As my father liked to say, "Can't never could."

1 comment:

  1. Must take exception.

    I think it wrong to suggest that the Democratic Party is predominantly social democratic in its concerns, or that social democratic thought is its most salient distinguishing feature. It has largely abandoned the corporatist and mercantilist strains of thought that were so prominent in the years running from about 1933 to around 1988 and has been for some time uninterested in equalitarian tax reform. In this regard, one should note that neither party has a large advantage with the most affluent and the relationship of the Democratic Party with the working class in general (as opposed to communally-defined fractions thereof) has been tense for decades.

    Where the Democratic Party and its components do distinguish themselves (from the opposition and from the Democratic Party of 1948) is in the promotion of the therapeutic state and therapeutic ideology and the replacement of the uncredentialed and vernacular authority of fathers, employers, and elected officials (who achieve their positions through nature, competition in markets, and the assent of everyman) with a mandarinate composed of the bar, the educational apparat, and the helping professions.

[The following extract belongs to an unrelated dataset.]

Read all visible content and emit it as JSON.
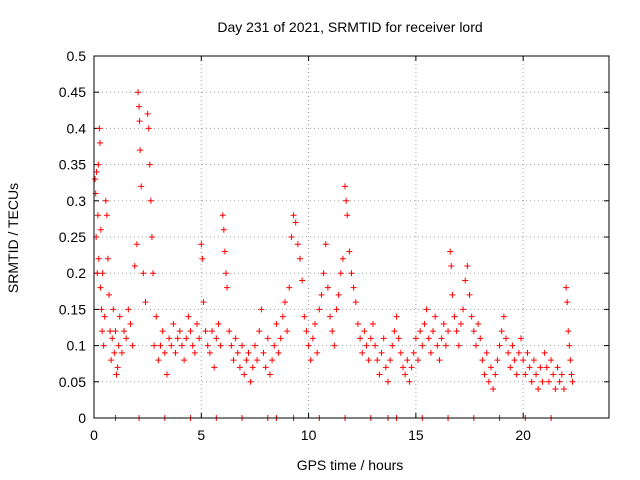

The military and the police, carrying with them a decidedly non-therapeutic ethos, are also regarded with antagonism and as unworthy of the sort of professional self-regulation that the professoriate and the bar regard as no more than their due.
    The principal loci of battle in all this are in the state and local governments, in the professional associations, and, in some measure, in the realm of cultural criticism.

    While it is arguably true that the incentive structure in public agencies renders private companies more likely to produce pareto efficient outcomes, often there are market failures or aims other than pareto efficiency. Bureaucracies, be they public or private, vary in their performance. It should be an aim of the Republican Party, as the party not in hock to public employee unions, to design and promote policies to enhance the competence of the civil service operating in its proper sphere.